Strahlen und Beizen: Entfernung der Zunderhaut bei warmgewalzten Stäben

Für warmgewalzte Rundstäbe, die einer weiteren Verarbeitung unterzogen werden müssen, aber eine saubere Oberfläche ohne Bearbeitung benötigen, sind Strahlen und Säurebeizen wirksame Oberflächenbehandlungsverfahren. Beim Strahlen werden abrasive Medien mit hoher Geschwindigkeit auf die Stahloberfläche geschleudert, wodurch Zunder und Rost mechanisch entfernt sowie eine gleichmäßige, mattierte Oberflächenstruktur erzeugt wird, die sich ideal für die Haftung von Beschichtungen eignet. Beim Beizen wird der Rundstahl in eine saure Lösung (üblicherweise Salzsäure oder Schwefelsäure) getaucht, wobei eine chemische Reaktion Zunder und Oxide auflöst und eine saubere, graue Oberfläche hinterlässt. Diese Oberflächenbehandlungsverfahren werden häufig bei Baustahl-Rundstählen angewendet, die für das Schweißen, das Feuerverzinken oder das Lackieren vorgesehen sind, da sie Verunreinigungen entfernen, die andernfalls die Beschichtungsleistung oder die Schweißqualität beeinträchtigen könnten. Für die Serienfertigung sind beide Verfahren kosteneffizient und bereiten die Oberfläche für den nachfolgenden Korrosionsschutz vor, ohne dass nennenswertes Material abgetragen wird.

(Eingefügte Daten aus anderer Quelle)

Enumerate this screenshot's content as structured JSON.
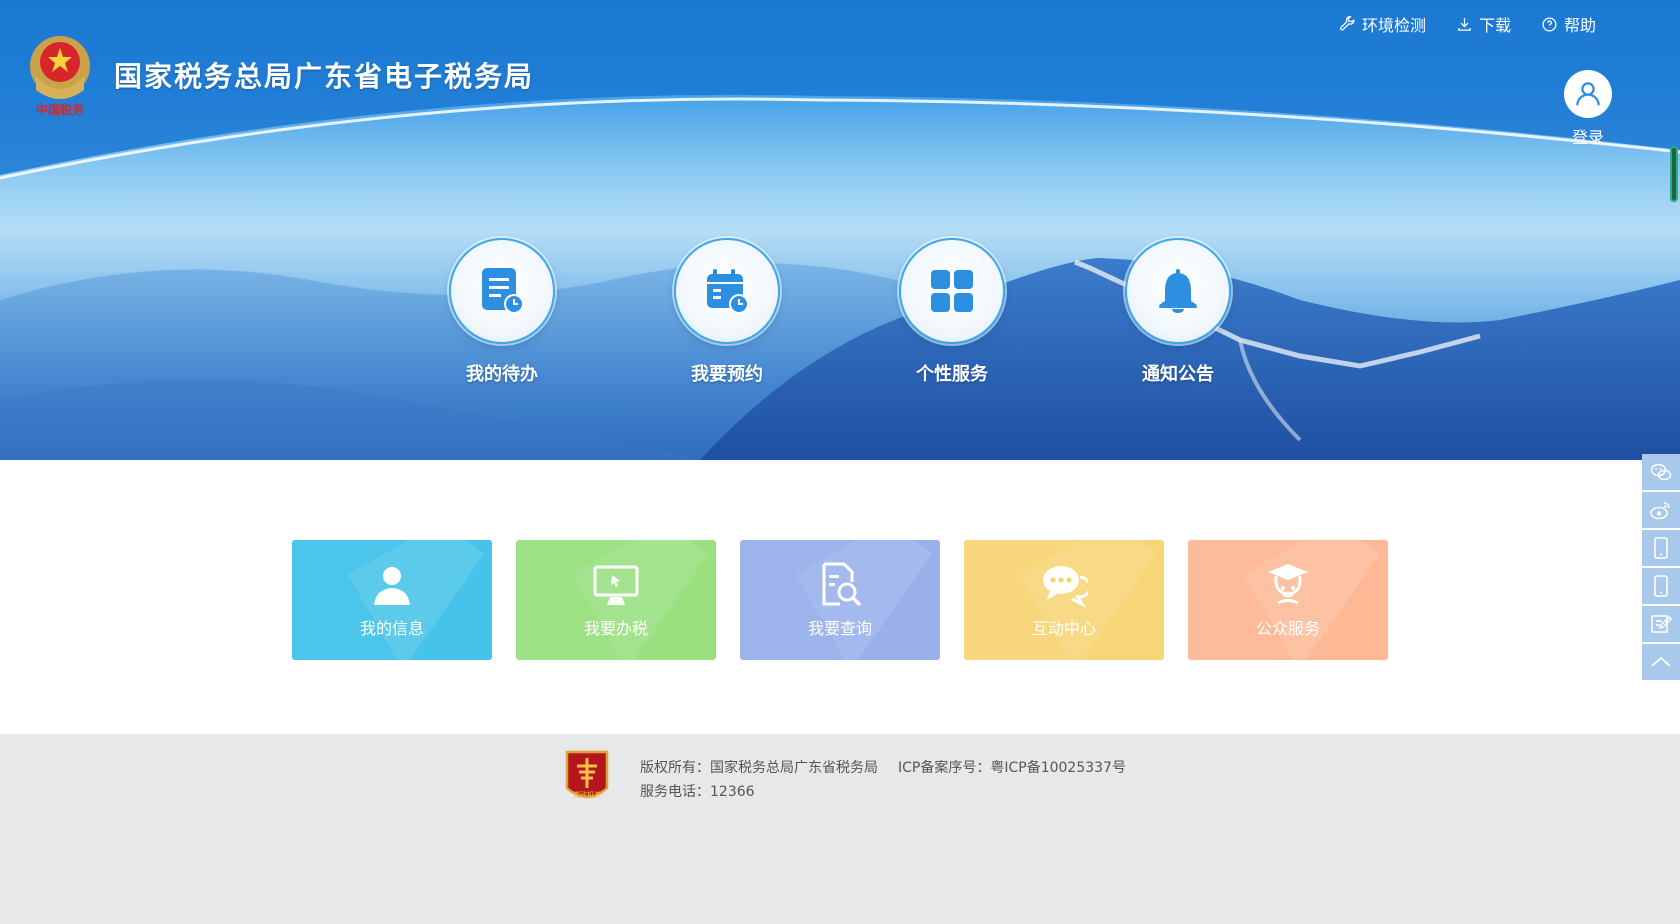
{
  "header": {
    "site_title": "国家税务总局广东省电子税务局",
    "logo_caption": "中国税务",
    "links": [
      {
        "label": "环境检测",
        "icon": "wrench-icon"
      },
      {
        "label": "下载",
        "icon": "download-icon"
      },
      {
        "label": "帮助",
        "icon": "help-icon"
      }
    ],
    "login_label": "登录"
  },
  "quick_entries": [
    {
      "label": "我的待办",
      "icon": "todo-list-icon"
    },
    {
      "label": "我要预约",
      "icon": "calendar-clock-icon"
    },
    {
      "label": "个性服务",
      "icon": "grid-icon"
    },
    {
      "label": "通知公告",
      "icon": "bell-icon"
    }
  ],
  "tiles": [
    {
      "label": "我的信息",
      "icon": "user-icon",
      "color": "#33bde8"
    },
    {
      "label": "我要办税",
      "icon": "monitor-icon",
      "color": "#8fdd72"
    },
    {
      "label": "我要查询",
      "icon": "document-search-icon",
      "color": "#8fa9ea"
    },
    {
      "label": "互动中心",
      "icon": "chat-icon",
      "color": "#f8d169"
    },
    {
      "label": "公众服务",
      "icon": "graduate-icon",
      "color": "#fdb28c"
    }
  ],
  "sidebar": [
    {
      "icon": "wechat-icon"
    },
    {
      "icon": "weibo-icon"
    },
    {
      "icon": "mobile-icon"
    },
    {
      "icon": "mobile-icon"
    },
    {
      "icon": "edit-icon"
    },
    {
      "icon": "back-to-top-icon"
    }
  ],
  "footer": {
    "copyright": "版权所有：国家税务总局广东省税务局",
    "icp": "ICP备案序号：粤ICP备10025337号",
    "phone": "服务电话：12366",
    "badge_text": "党政机关"
  },
  "colors": {
    "banner_top": "#1f7fd6",
    "ring_border": "#3fa8e8",
    "icon_blue": "#2d8fe0",
    "footer_bg": "#e6e8ea"
  }
}
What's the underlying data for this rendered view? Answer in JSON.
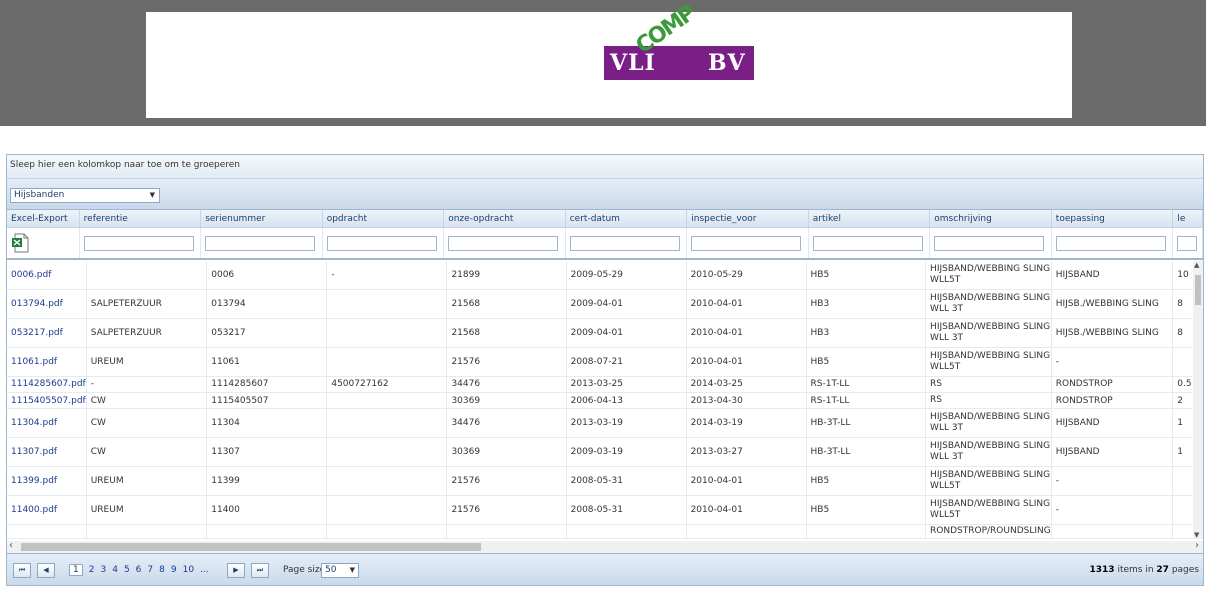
{
  "logo": {
    "left_text": "VLI",
    "middle_text": "COMP",
    "right_text": "BV"
  },
  "group_panel": {
    "text": "Sleep hier een kolomkop naar toe om te groeperen"
  },
  "toolbar": {
    "dropdown_value": "Hijsbanden"
  },
  "columns": [
    "Excel-Export",
    "referentie",
    "serienummer",
    "opdracht",
    "onze-opdracht",
    "cert-datum",
    "inspectie_voor",
    "artikel",
    "omschrijving",
    "toepassing",
    "le"
  ],
  "rows": [
    [
      "0006.pdf",
      "",
      "0006",
      "-",
      "21899",
      "2009-05-29",
      "2010-05-29",
      "HB5",
      "HIJSBAND/WEBBING SLING WLL5T",
      "HIJSBAND",
      "10"
    ],
    [
      "013794.pdf",
      "SALPETERZUUR",
      "013794",
      "",
      "21568",
      "2009-04-01",
      "2010-04-01",
      "HB3",
      "HIJSBAND/WEBBING SLING WLL 3T",
      "HIJSB./WEBBING SLING",
      "8"
    ],
    [
      "053217.pdf",
      "SALPETERZUUR",
      "053217",
      "",
      "21568",
      "2009-04-01",
      "2010-04-01",
      "HB3",
      "HIJSBAND/WEBBING SLING WLL 3T",
      "HIJSB./WEBBING SLING",
      "8"
    ],
    [
      "11061.pdf",
      "UREUM",
      "11061",
      "",
      "21576",
      "2008-07-21",
      "2010-04-01",
      "HB5",
      "HIJSBAND/WEBBING SLING WLL5T",
      "-",
      ""
    ],
    [
      "1114285607.pdf",
      "-",
      "1114285607",
      "4500727162",
      "34476",
      "2013-03-25",
      "2014-03-25",
      "RS-1T-LL",
      "RS",
      "RONDSTROP",
      "0.5"
    ],
    [
      "1115405507.pdf",
      "CW",
      "1115405507",
      "",
      "30369",
      "2006-04-13",
      "2013-04-30",
      "RS-1T-LL",
      "RS",
      "RONDSTROP",
      "2"
    ],
    [
      "11304.pdf",
      "CW",
      "11304",
      "",
      "34476",
      "2013-03-19",
      "2014-03-19",
      "HB-3T-LL",
      "HIJSBAND/WEBBING SLING WLL 3T",
      "HIJSBAND",
      "1"
    ],
    [
      "11307.pdf",
      "CW",
      "11307",
      "",
      "30369",
      "2009-03-19",
      "2013-03-27",
      "HB-3T-LL",
      "HIJSBAND/WEBBING SLING WLL 3T",
      "HIJSBAND",
      "1"
    ],
    [
      "11399.pdf",
      "UREUM",
      "11399",
      "",
      "21576",
      "2008-05-31",
      "2010-04-01",
      "HB5",
      "HIJSBAND/WEBBING SLING WLL5T",
      "-",
      ""
    ],
    [
      "11400.pdf",
      "UREUM",
      "11400",
      "",
      "21576",
      "2008-05-31",
      "2010-04-01",
      "HB5",
      "HIJSBAND/WEBBING SLING WLL5T",
      "-",
      ""
    ],
    [
      "",
      "",
      "",
      "",
      "",
      "",
      "",
      "",
      "RONDSTROP/ROUNDSLING",
      "",
      ""
    ]
  ],
  "pager": {
    "pages": [
      "1",
      "2",
      "3",
      "4",
      "5",
      "6",
      "7",
      "8",
      "9",
      "10",
      "..."
    ],
    "current_page": "1",
    "page_size_label": "Page size:",
    "page_size": "50",
    "total_items": "1313",
    "items_in_text": "items in",
    "total_pages": "27",
    "pages_text": "pages"
  },
  "colors": {
    "header_bg": "#d7e3ef",
    "link": "#1a3b8f",
    "banner": "#6b6b6b",
    "logo_purple": "#7a1f86",
    "logo_green": "#3b9a3b"
  }
}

Oberflächenbeschichtung: Korrosionsschutz für anspruchsvolle Umgebungen

Wenn eine verbesserte Korrosionsbeständigkeit oder Schmierfähigkeit erforderlich ist, werden Rundstäbe nach der Bearbeitung verschiedenen Oberflächenbeschichtungsverfahren unterzogen. Bei der Verzinkung (Elektroverzinkung) erfolgt die elektrochemische Abscheidung einer dünnen, gleichmäßigen Zinkschicht, die einen Opferschutz für Innenräume und leicht korrosive Umgebungen bietet. Das Feuerverzinken hingegen erzeugt eine dickere, metallurgisch gebundene Zinkschicht und eignet sich daher für Außen-, Marine- oder industrielle Anwendungen, bei denen ein maximaler Korrosionsschutz erforderlich ist. Zur Verbesserung der Verschleißfestigkeit oder zur Verringerung der Reibung werden Hydraulikstangen und Kolbenwellen verchromt, wodurch eine Oberflächenhärte von 70 HRC und ein spiegelähnliches Finish erreicht werden. Die Phosphatierung (üblicherweise gefolgt von einer Ölung) erzeugt eine poröse Oberfläche, die Schmierstoffe zurückhält und eine ausgezeichnete Grundlage für die Haftung von Beschichtungen darstellt. Die Auswahl einer geeigneten Beschichtung hängt von der jeweiligen Betriebsumgebung, der geforderten Lebensdauer sowie kostenbezogenen Überlegungen ab.